Field Notes: Peanut Butter & Jelly

When you’re an entrepreneur moving fast and thinking big, it’s helpful to keep an eye on where the early stage center of gravity is for the space you’re in – and where it might be next.

At Converge, we are privileged to interact with fantastic entrepreneurs every day and to hear where they are investing their energies on a company-by-company basis. In addition, we monitor macro and regional trends in our investment geographies regularly – having a bird’s-eye view of the market can give us new perspectives on investment opportunities and provide useful intelligence to share with entrepreneurs.

We recently completed an analysis of early stage (Seed and Series A), B2B tech investment activity for 509 companies in Boston and New York from 2016 – present. While there is diversity within each city’s startup scene, it’s kind of like the Red Sox and Yankees…if you can find a way to love them both, you’re bound to be a winner.
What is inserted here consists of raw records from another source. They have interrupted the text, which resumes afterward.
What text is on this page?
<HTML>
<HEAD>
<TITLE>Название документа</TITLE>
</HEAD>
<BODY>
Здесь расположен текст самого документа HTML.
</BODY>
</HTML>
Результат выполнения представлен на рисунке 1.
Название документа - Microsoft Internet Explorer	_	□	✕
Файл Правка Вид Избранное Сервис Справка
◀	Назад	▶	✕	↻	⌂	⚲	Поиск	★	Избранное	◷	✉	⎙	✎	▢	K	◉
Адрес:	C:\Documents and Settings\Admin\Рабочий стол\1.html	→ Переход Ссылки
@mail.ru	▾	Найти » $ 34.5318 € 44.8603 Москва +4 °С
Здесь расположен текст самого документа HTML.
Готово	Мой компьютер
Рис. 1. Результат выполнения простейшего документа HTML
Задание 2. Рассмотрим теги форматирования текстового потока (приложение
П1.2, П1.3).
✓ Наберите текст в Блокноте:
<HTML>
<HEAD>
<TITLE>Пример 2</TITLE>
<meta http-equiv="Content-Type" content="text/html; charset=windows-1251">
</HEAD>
Case in point? Boston’s most active segment at the Series A stage, Industrial, was New York’s least active.

Series A Trends

Massachusetts Series A financings (below), are concentrated in Industrial, Healthcare, and Cybersecurity. Anchored by heritage, hospitals and history (Ben Franklin’s ounce of prevention/pound of cure culture lives on), Boston favors big, thorny opportunities that have real staying power. New York, on the other hand, favors Martech and Fintech, where the very real need (and payoff) for speed finds sustenance.

 

Seed Stage Trends

At the Seed stage, Industrial still tops Boston and Martech, New York. However, as expected in any healthy startup ecosystem, the Seed-stage landscape is even more diverse than the Series A landscape and depending on where traction happens, this “wider net” can influence future concentrations of financing.

For example, Frontier Tech, which is comprised of drones, AR/VR, space tech, and autonomous vehicles, represented 10% of Massachusetts seed financings versus 4% of Series A financings during the same time period. The complexity of the technological problem is similar and requires those skills found in Industrial and IT Infrastructure. In New York, the Healthcare uptick has a focus that feels a lot like the earlier days of Fintech.

 

Does it Matter?

Yes, and no. In B2B tech, building partnerships, recruiting the “just-right” talent and finding the particular oxygen your business breathes is critical to sustain momentum and build long term success. Knowing where and how to leverage that early network really helps. But it turns out that Boston and New York have combined strengths and robust networks across most all B2B sectors; much like peanut butter & jelly, they’re better together.